Let’s start the week with something jaw dropping: this is Silent Titans (2019), by Patrick Stuart, illustrated by Dirk Detweiler Leichty. It uses a light version of Chris McDowall’s Into the Odd rules (so light they fit on a bookmark). It is weird.


You have fallen through time, lost your memory and are exploring the Wir-Heal, a place where time and space have been poisoned by the dreams of those sleeping Titans. Animals in the Wir-Heal wear strange masks and talk. If humans stay too long, they turn into green haired, grass eating beasts. It may not be obvious at a glance, but there is a central mystery to solve. To deal with all of this means dealing with the Titans – you need to pull out their ego machines so they fall more fully asleep and stop making reality vomit all over itself.

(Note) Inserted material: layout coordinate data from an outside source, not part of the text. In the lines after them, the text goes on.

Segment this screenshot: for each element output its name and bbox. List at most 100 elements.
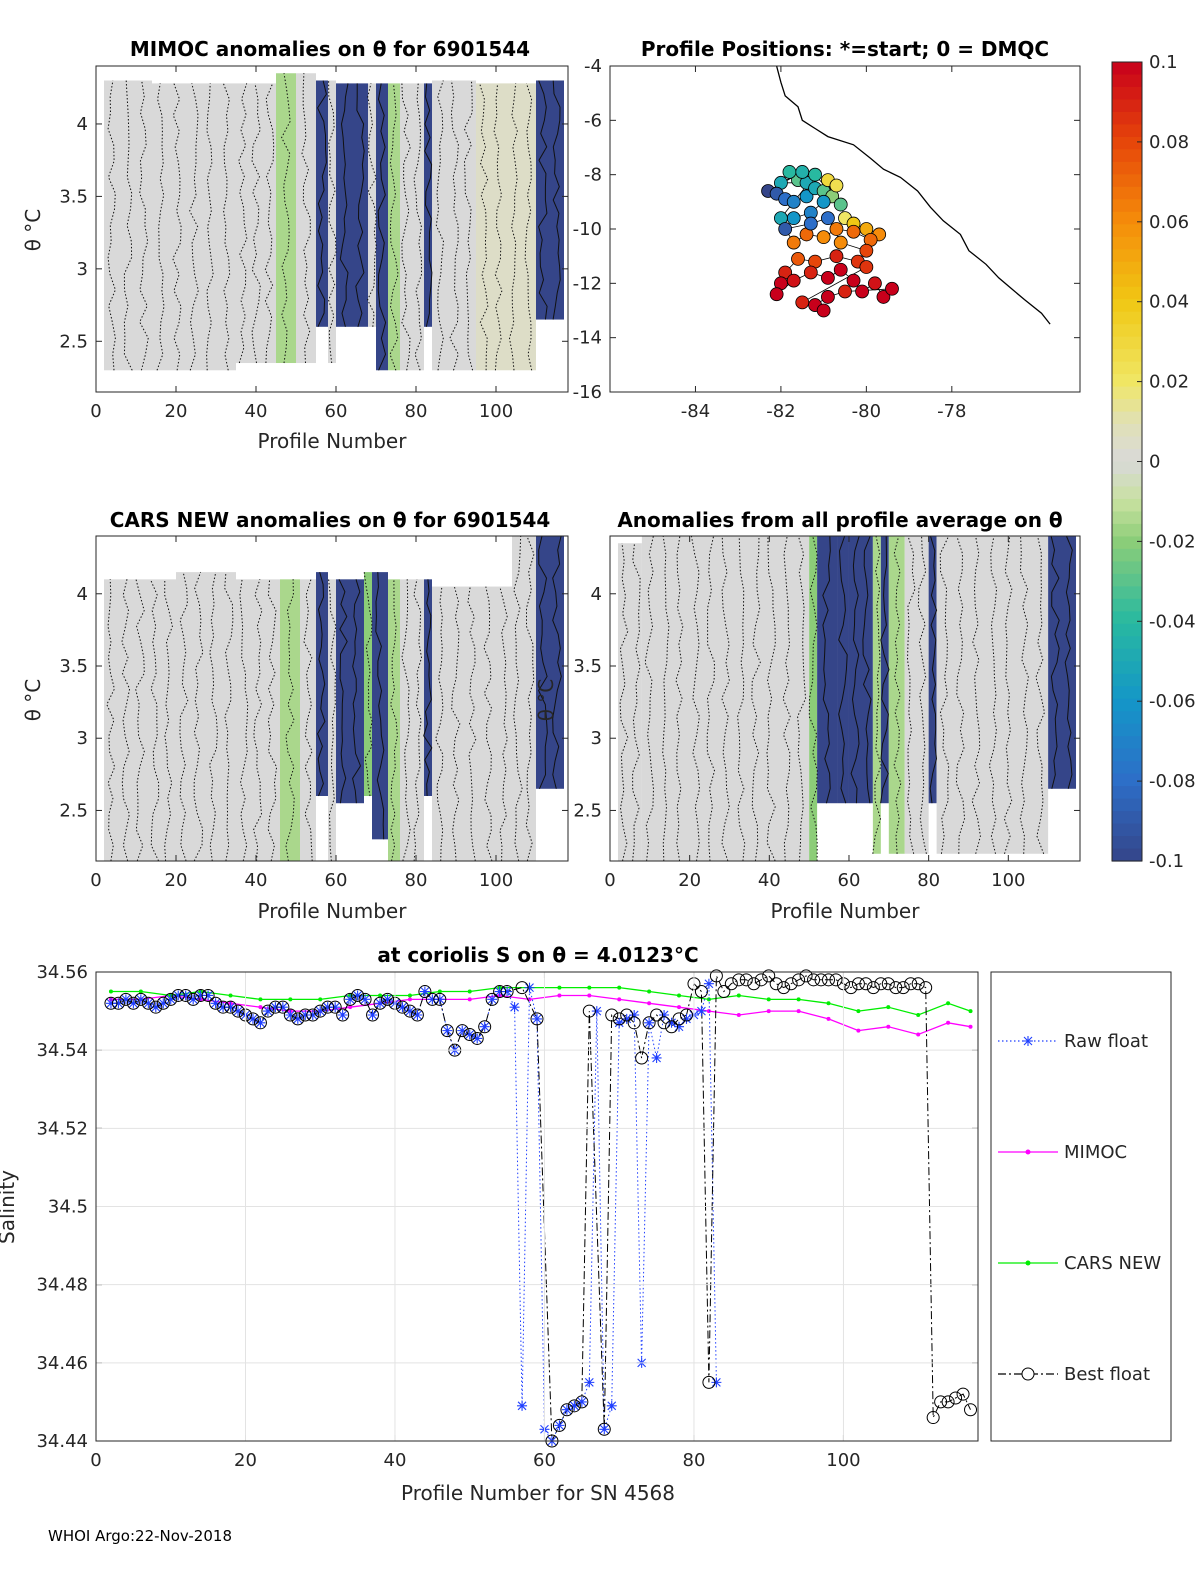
best-point xyxy=(717,985,731,999)
raw-point xyxy=(703,978,714,989)
mimoc-point xyxy=(766,1009,771,1014)
contour-line xyxy=(1050,535,1060,789)
salinity-xlabel: Profile Number for SN 4568 xyxy=(401,1481,675,1505)
colorbar-swatch xyxy=(1112,136,1142,150)
colorbar-swatch xyxy=(1112,62,1142,76)
best-point xyxy=(941,1395,955,1409)
cars-xlabel: Profile Number xyxy=(258,899,408,923)
raw-point xyxy=(352,990,363,1001)
raw-point xyxy=(502,986,513,997)
y-tick-label: 2.5 xyxy=(573,800,602,821)
best-point xyxy=(216,1000,230,1014)
contour-line xyxy=(1064,535,1073,789)
contour-line xyxy=(690,535,701,862)
cars-point xyxy=(587,985,592,990)
contour-line xyxy=(893,535,902,854)
legend-marker xyxy=(1023,1036,1033,1046)
colorbar-tick-label: 0.04 xyxy=(1149,292,1189,313)
profile-position-marker xyxy=(791,251,805,266)
colorbar-tick-label: 0.1 xyxy=(1149,52,1178,73)
best-point xyxy=(552,1418,566,1432)
y-tick-label: 3 xyxy=(77,728,88,749)
cars-point xyxy=(677,993,682,998)
raw-point xyxy=(113,998,124,1009)
anomaly-band xyxy=(809,536,818,861)
raw-point xyxy=(554,1420,565,1431)
raw-point xyxy=(225,1002,236,1013)
cars-point xyxy=(557,985,562,990)
raw-point xyxy=(330,1002,341,1013)
colorbar-swatch xyxy=(1112,561,1142,575)
cars-point xyxy=(258,997,263,1002)
contour-line xyxy=(797,535,807,862)
contour-line xyxy=(955,535,966,854)
best-point xyxy=(851,977,865,991)
cars-point xyxy=(288,997,293,1002)
best-point xyxy=(134,992,148,1006)
colorbar-swatch xyxy=(1112,161,1142,175)
raw-point xyxy=(165,994,176,1005)
x-tick-label: 100 xyxy=(991,870,1025,891)
raw-point xyxy=(367,1009,378,1020)
salinity-legend: Raw float MIMOC CARS NEW Best float xyxy=(990,971,1172,1442)
anomaly-band xyxy=(152,83,236,371)
colorbar-swatch xyxy=(1112,74,1142,88)
raw-point xyxy=(173,990,184,1001)
y-tick-label: 2.5 xyxy=(59,800,88,821)
contour-line xyxy=(929,535,938,804)
best-point xyxy=(575,1395,589,1409)
y-tick-label: -12 xyxy=(573,273,602,294)
raw-point xyxy=(651,1052,662,1063)
contour-line xyxy=(123,80,133,371)
mimoc-point xyxy=(826,1016,831,1021)
legend-label: Best float xyxy=(1064,1364,1150,1385)
best-point xyxy=(874,977,888,991)
profile-position-marker xyxy=(833,262,848,277)
contour-line xyxy=(156,83,165,371)
contour-line xyxy=(179,571,189,862)
colorbar-swatch xyxy=(1112,811,1142,825)
cars-point xyxy=(407,993,412,998)
axes-frame xyxy=(609,65,1081,393)
raw-point xyxy=(150,1002,161,1013)
cars-point xyxy=(437,989,442,994)
colorbar-swatch xyxy=(1112,498,1142,513)
mimoc-panel: 0 20 40 60 80 100 2.5 3 3.5 4 xyxy=(59,65,569,422)
best-point xyxy=(164,992,178,1006)
best-point xyxy=(463,1028,477,1042)
x-tick-label: 0 xyxy=(604,870,615,891)
cars-ylabel: θ °C xyxy=(21,679,45,722)
x-tick-label: 80 xyxy=(405,401,428,422)
colorbar-swatch xyxy=(1112,386,1142,400)
contour-line xyxy=(483,586,493,862)
best-point xyxy=(934,1395,948,1409)
contour-line xyxy=(451,586,461,862)
colorbar-swatch xyxy=(1112,711,1142,725)
contour-line xyxy=(513,535,523,862)
colorbar-swatch xyxy=(1112,548,1142,562)
best-point xyxy=(410,1008,424,1022)
best-point xyxy=(844,981,858,995)
x-tick-label: -82 xyxy=(766,401,795,422)
best-point xyxy=(896,981,910,995)
colorbar-swatch xyxy=(1112,111,1142,126)
best-point xyxy=(799,969,813,983)
raw-point xyxy=(128,998,139,1009)
raw-point xyxy=(614,1017,625,1028)
best-point xyxy=(358,992,372,1006)
best-point xyxy=(418,985,432,999)
colorbar-swatch xyxy=(1112,748,1142,762)
cars-point xyxy=(736,993,741,998)
raw-point xyxy=(210,998,221,1009)
mimoc-point xyxy=(467,997,472,1002)
profile-position-marker xyxy=(876,290,891,304)
mimoc-point xyxy=(946,1020,951,1025)
x-tick-label: 20 xyxy=(234,1450,257,1471)
x-tick-label: 40 xyxy=(384,1450,407,1471)
best-point xyxy=(627,1016,641,1030)
cars-point xyxy=(378,993,383,998)
contour-line xyxy=(209,571,218,862)
raw-point xyxy=(382,994,393,1005)
x-tick-label: -78 xyxy=(937,401,966,422)
legend-label: Raw float xyxy=(1064,1031,1148,1052)
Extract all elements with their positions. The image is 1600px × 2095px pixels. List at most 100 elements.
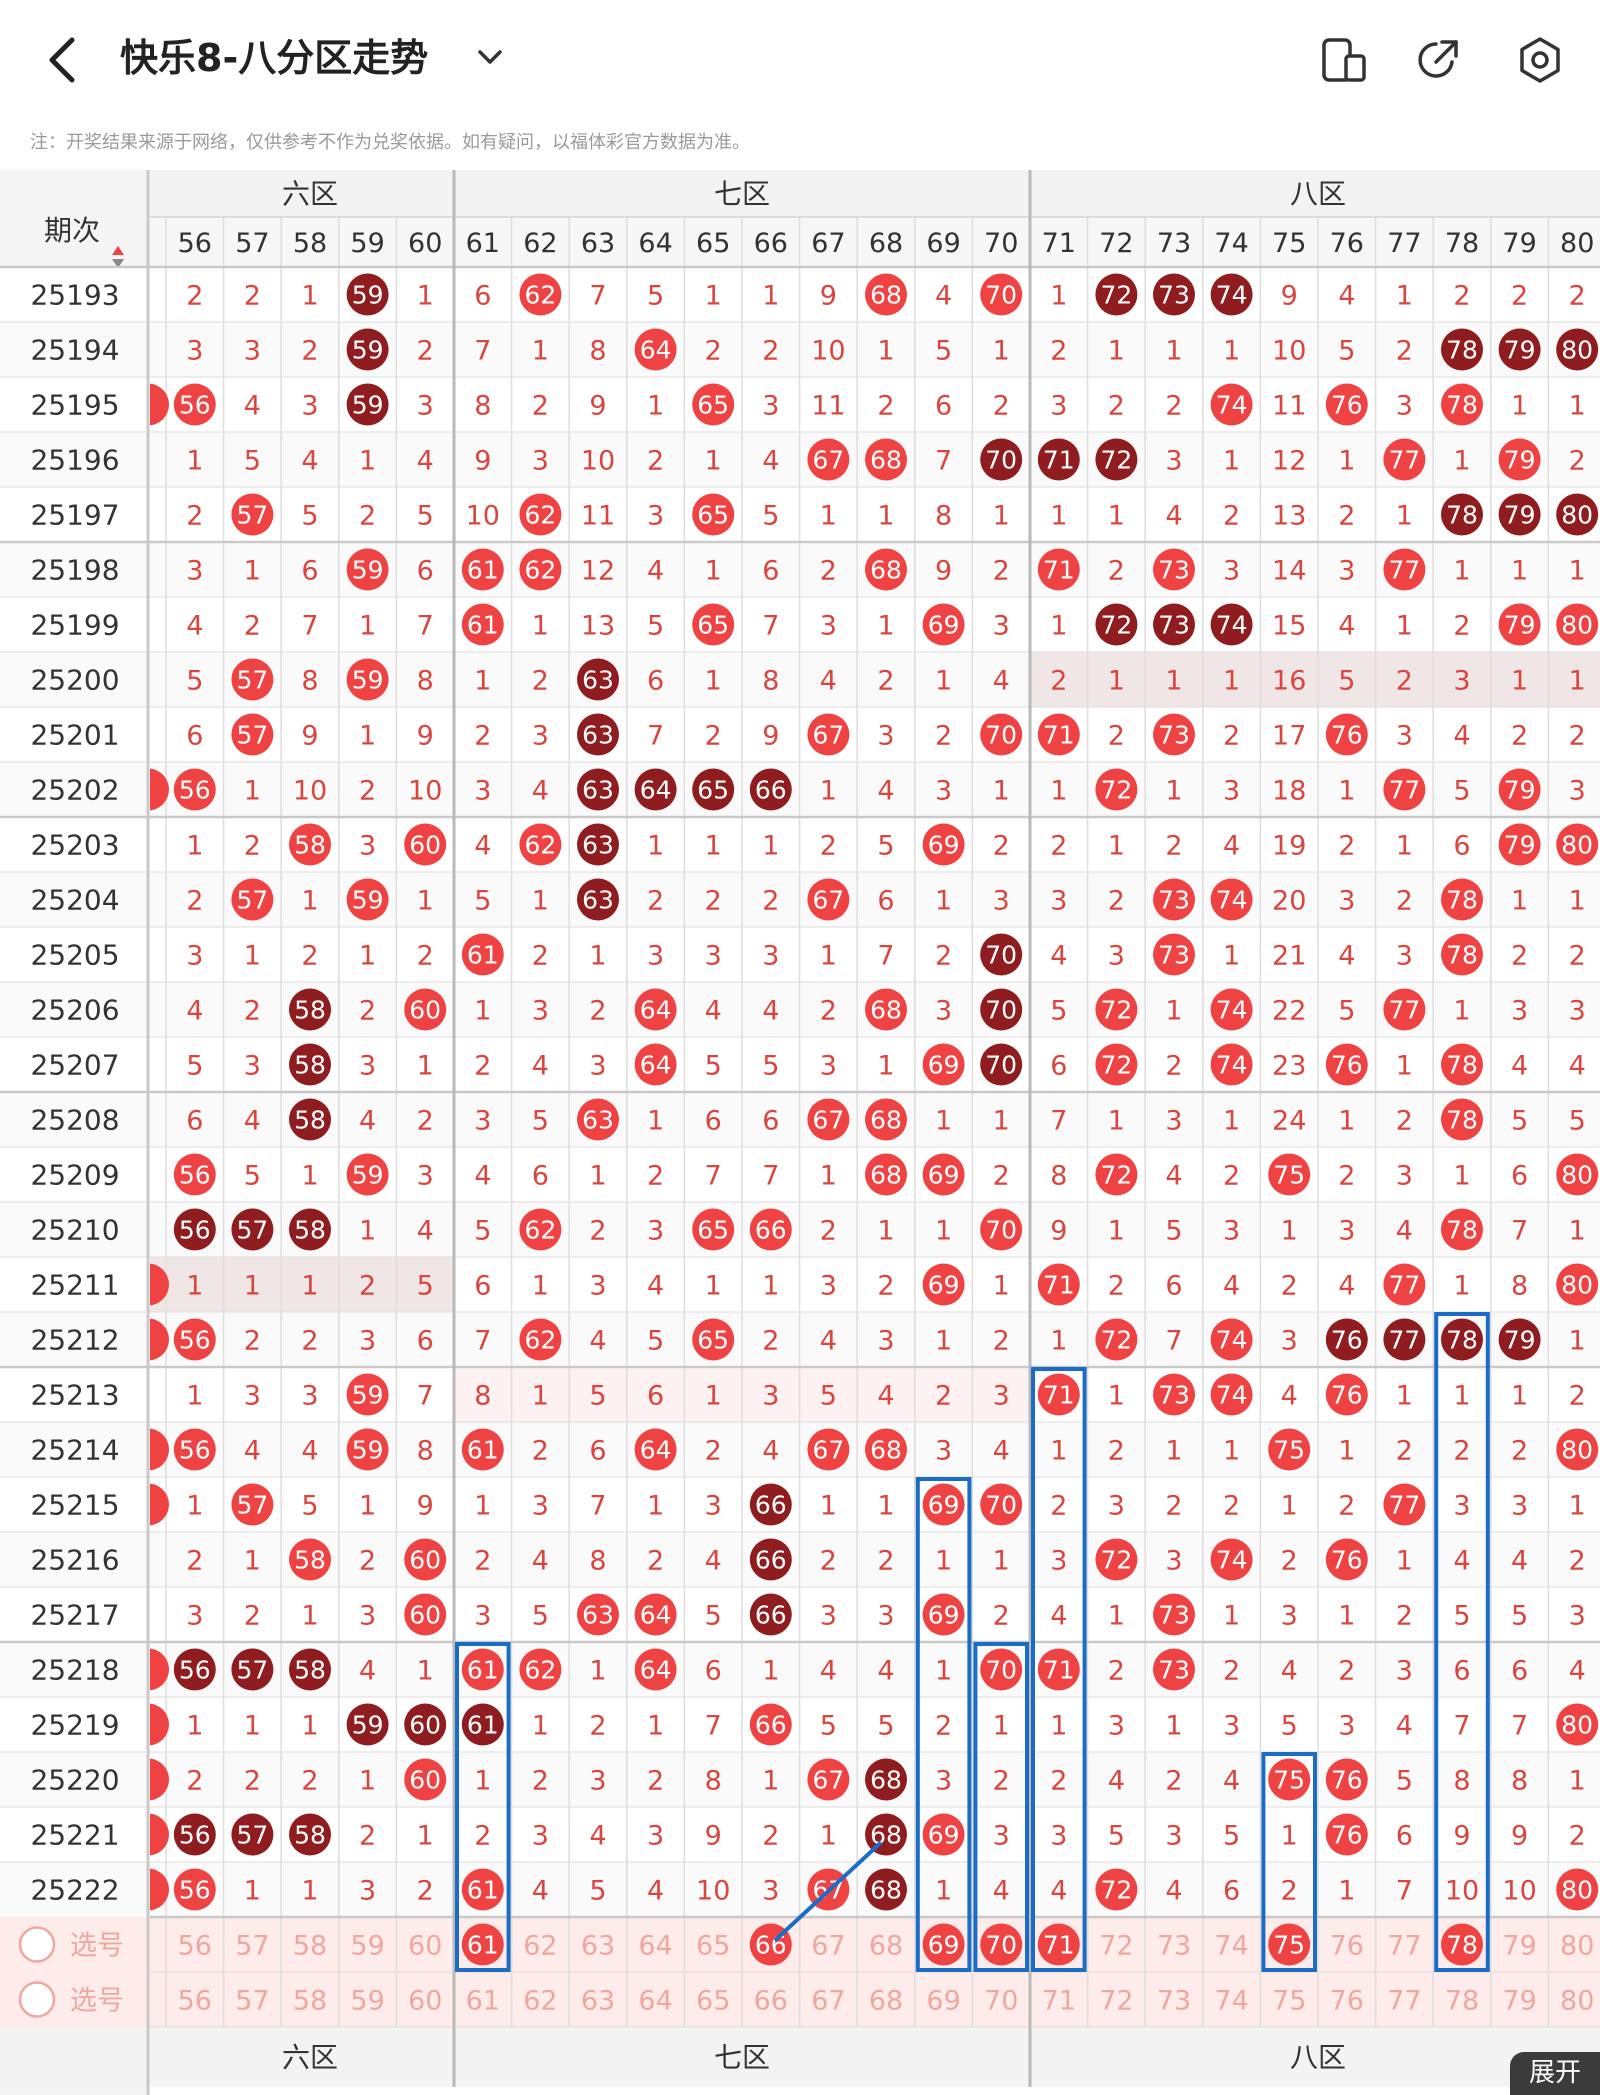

For an RPG that you might think is “gonzo,” Silent Titans does a good job of holding your hand through it all. Yes, the maps are strange (all the images in this post are dungeon maps, by the way – let that sink in) and the art is bonkers, but the text is grounded, full of excellent GMing advice and presented largely in bulleted lists, which makes it easy to parse (sort of – Stuart does like flowery language, even in bullets). The experience of Silent Titans is bizarre, but the execution is playable.
The art speaks for itself. It is rare in RPGs to have art so beautiful be so integral to understanding the world of the game. They could have presented Silent Titans in a more traditional way, just like you can choose to run it using your preferred OSR system instead of Into the Odd, but then it wouldn’t be Silent Titans anymore. This was designed to be a particular experience. That is rare and wonderful.
With 45 or so years of RPG history under our belts, we tend to think more about what RPGs are and less about what they could be. Silent Titans is 100 pages of Could Be – gorgeous, boundary pushing potential, waiting to blow your mind.